How to get the total directory size using dbutils

gtaspark
New Contributor II

Is there a way to get the directory size in ADLS(gen2) using dbutils in databricks?

If I run this

dbutils.fs.ls("/mnt/abc/xyz")

I get the file sizes inside the xyz folder( there are about 5000 files), I want to get the size of the XYZ folder

how can I achieve this, any help is appreciated

shyam_9
Databricks Employee
Databricks Employee

Hi @gtaspark,

please size command to get size as in below docs,

https://docs.databricks.com/dev-tools/databricks-utils.html#dbutilsfsls-command

Tthere is no

size
command, and
ls
returns 0 for directories.

UmakanthSingalr
New Contributor II

@gtaspark

%scala

val path="/mnt/abc/xyz"

val filelist=dbutils.fs.ls(path)

val df = filelist.toDF() df.createOrReplaceTempView("adlsSize")

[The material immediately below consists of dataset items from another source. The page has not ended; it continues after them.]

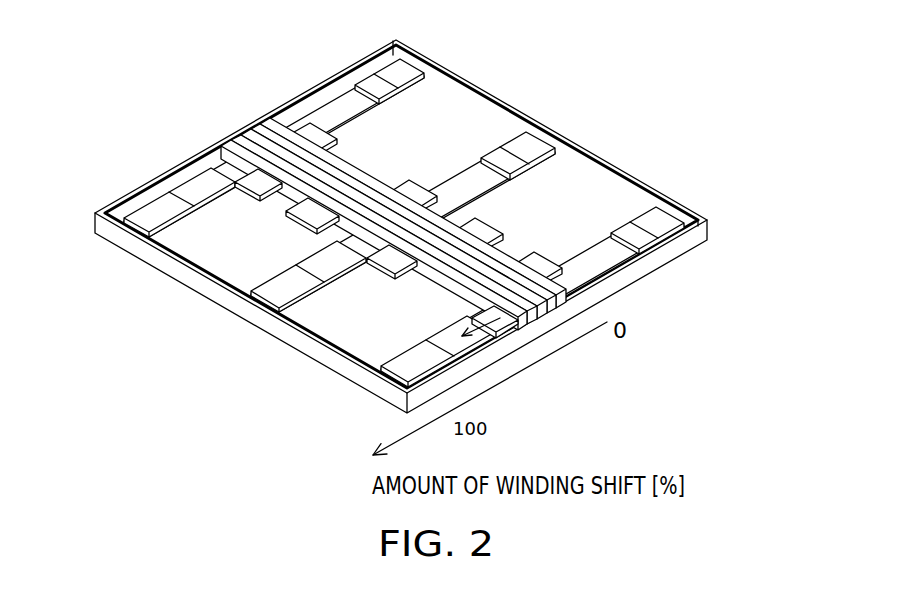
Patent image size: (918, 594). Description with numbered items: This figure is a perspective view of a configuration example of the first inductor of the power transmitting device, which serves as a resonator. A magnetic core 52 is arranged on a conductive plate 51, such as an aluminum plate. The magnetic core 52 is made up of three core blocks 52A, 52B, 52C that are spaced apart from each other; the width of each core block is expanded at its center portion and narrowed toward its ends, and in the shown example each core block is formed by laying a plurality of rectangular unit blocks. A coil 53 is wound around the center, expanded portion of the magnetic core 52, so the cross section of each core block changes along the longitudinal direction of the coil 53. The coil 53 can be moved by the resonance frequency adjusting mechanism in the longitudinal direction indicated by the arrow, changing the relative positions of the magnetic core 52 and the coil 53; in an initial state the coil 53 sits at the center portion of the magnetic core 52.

The conductive plate 51 is at (285, 342).
The magnetic core 52 is at (456, 200).
The core block 52A is at (395, 72).
The core block 52B is at (513, 152).
The core block 52C is at (569, 279).
The coil 53 is at (266, 134).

spark.sql("select sum(size)/(1024*1024*1024) as sizeInGB from adlsSize").show()

Breitenberg
New Contributor II

I want to calculate a directory(e.g- XYZ) size which contains sub folders and sub files. I want total size of all the files and everything inside XYZ.

I could find out all the folders inside a particular path. But I want size of all together. Also I see

display(dbutils.fs.ls("/mnt/datalake/.../XYZ/.../abc.parquet"))

gives me data size of abc file. But I want complete size of XYZ.

Hari_Gopinath
Databricks Employee
Databricks Employee

Hi,

You can use the disk usage unix command in a notebook in order to get the size. As you might know, any dbfs directory has mount on the unix system as well and you can access it using /dbfs.

%sh du -h /dbfs/mnt/abc/xyz

Atanu
Databricks Employee
Databricks Employee

dbutils.fs.ls("/tmp") should give you size. @gtaspark​ 

View solution in original post

JonathanCastro
New Contributor II

I have found this on internet:

from dbruntime.dbutils import FileInfo

def get_size_of_path(path):

  return sum([file.size for file in get_all_files_in_path(path)])

def get_all_files_in_path(path, verbose=False):

  nodes_new = []

  nodes_new = dbutils.fs.ls(path)

  files = []

  while len(nodes_new) > 0:

    current_nodes = nodes_new

    nodes_new = []

    for node in current_nodes:

      if verbose:

        print(f"Processing {node.path}")

      children = dbutils.fs.ls(node.path)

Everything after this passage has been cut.